How might cancer cells become less responsive to angiogenesis inhibitors? Anti-angiogenic therapies starve the tumour of its oxygen supply, so resistant cells must be able to grow in relatively hypoxic conditions. Cells deficient for the tumour suppressor p53 are known to display this characteristic, so the authors investigated whether p53 status affected tumour sensitivity to an anti-angiogenic therapy, comprising an antibody that blocks vascular endothelial growth factor receptor-2 combined with low-dose chemotherapy. TP53−/− and TP53+/+ colorectal cancer cells were injected subcutaneously into immunodeficient mice, and tumour growth was monitored with and without the anti-angiogenic therapy. Although tumour growth slowed following treatment in all tumours, the tumour volume in TP53−/− tumours increased sevenfold after 42 days of treatment, compared with twofold in tumours with intact p53.

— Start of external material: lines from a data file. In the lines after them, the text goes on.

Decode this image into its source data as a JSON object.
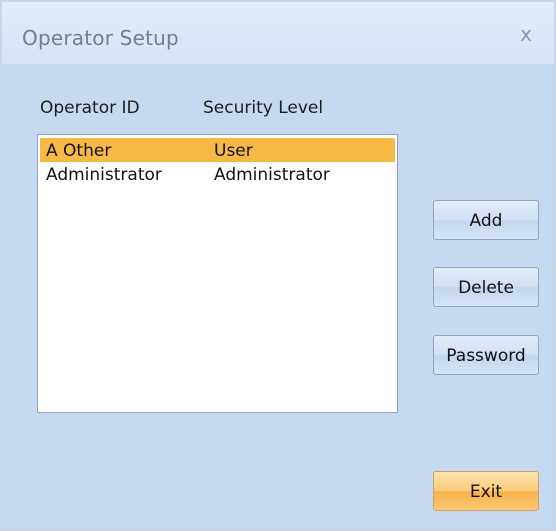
{
  "window": {
    "title": "Operator Setup",
    "close_glyph": "x"
  },
  "columns": {
    "operator_id": "Operator ID",
    "security_level": "Security Level"
  },
  "operators": [
    {
      "id": "A Other",
      "level": "User",
      "selected": true
    },
    {
      "id": "Administrator",
      "level": "Administrator",
      "selected": false
    }
  ],
  "buttons": {
    "add": "Add",
    "delete": "Delete",
    "password": "Password",
    "exit": "Exit"
  },
  "colors": {
    "selection": "#f7b946",
    "window_bg": "#c7d9f1",
    "exit_accent": "#f8b24c"
  }
}
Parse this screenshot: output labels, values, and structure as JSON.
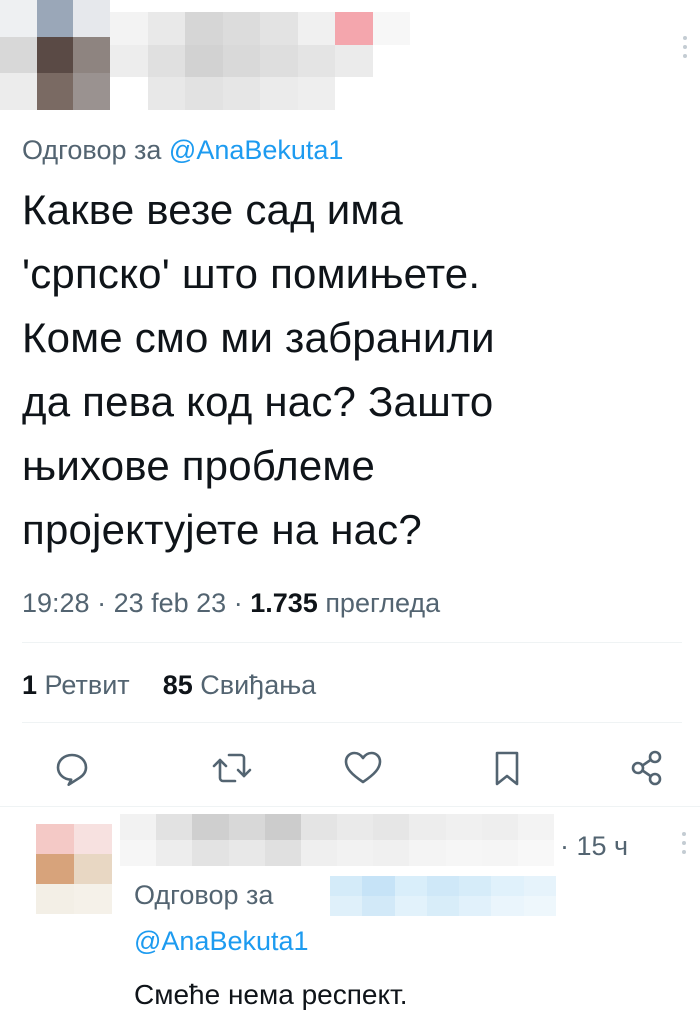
{
  "tweet": {
    "reply_prefix": "Одговор за",
    "reply_handle": "@AnaBekuta1",
    "text_lines": [
      "Какве везе сад има",
      "'српско' што помињете.",
      "Коме смо ми забранили",
      "да пева код нас? Зашто",
      "њихове проблеме",
      "пројектујете на нас?"
    ],
    "time": "19:28",
    "date": "23 feb 23",
    "views_count": "1.735",
    "views_label": "прегледа",
    "retweets_count": "1",
    "retweets_label": "Ретвит",
    "likes_count": "85",
    "likes_label": "Свиђања"
  },
  "reply": {
    "time_ago": "15 ч",
    "reply_prefix": "Одговор за",
    "reply_handle": "@AnaBekuta1",
    "text": "Смеће нема респект."
  },
  "actions": {
    "reply_icon": "reply-icon",
    "retweet_icon": "retweet-icon",
    "like_icon": "heart-icon",
    "bookmark_icon": "bookmark-icon",
    "share_icon": "share-icon"
  }
}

So, are the TP53−/− cells selected for when angiogenesis is inhibited? When a 1:1 mix of TP53−/−:TP53+/+ cells was injected into mice, the number of p53-null cells increased to comprise 80% of the tumour mass after 35 days.

But how do the remaining TP53+/+ cells survive under these hypoxic conditions? Might they shelter in the better oxygenated perivascular part of the tumour? In tumours derived from the 1:1 mix of cells described above, cells located close to blood vessels were fluorescently labelled. Fluorescence-activated cell sorting to separate the cells that were proximal and distal to the vessels, followed by polymerase chain reaction amplification of TP53, revealed that the TP53+/+ cells preferentially resided close to vessels.

How does p53 status control whether cells can survive anti-angiogenesis treatment? The TUNEL assay, which stains apoptotic and necrotic cells, was used in conjunction with EF5 staining of hypoxic areas to confirm that apoptosis is higher in hypoxic areas of TP53+/+ tumours than in TP53−/− tumours. Cancer cells might therefore need p53 to undergo apoptosis following oxygen starvation.

So, genetic instability not only allows tumour cells to dodge therapies aimed directly at them, but also at least some therapies that target their genetically stable milieu. Perhaps combining anti-angiogenic therapies with those that inhibit oncogenic pathways, specifically target hypoxic tumour cells or destroy existing blood vessels, will prevent those crafty cancer cells from staying one step ahead.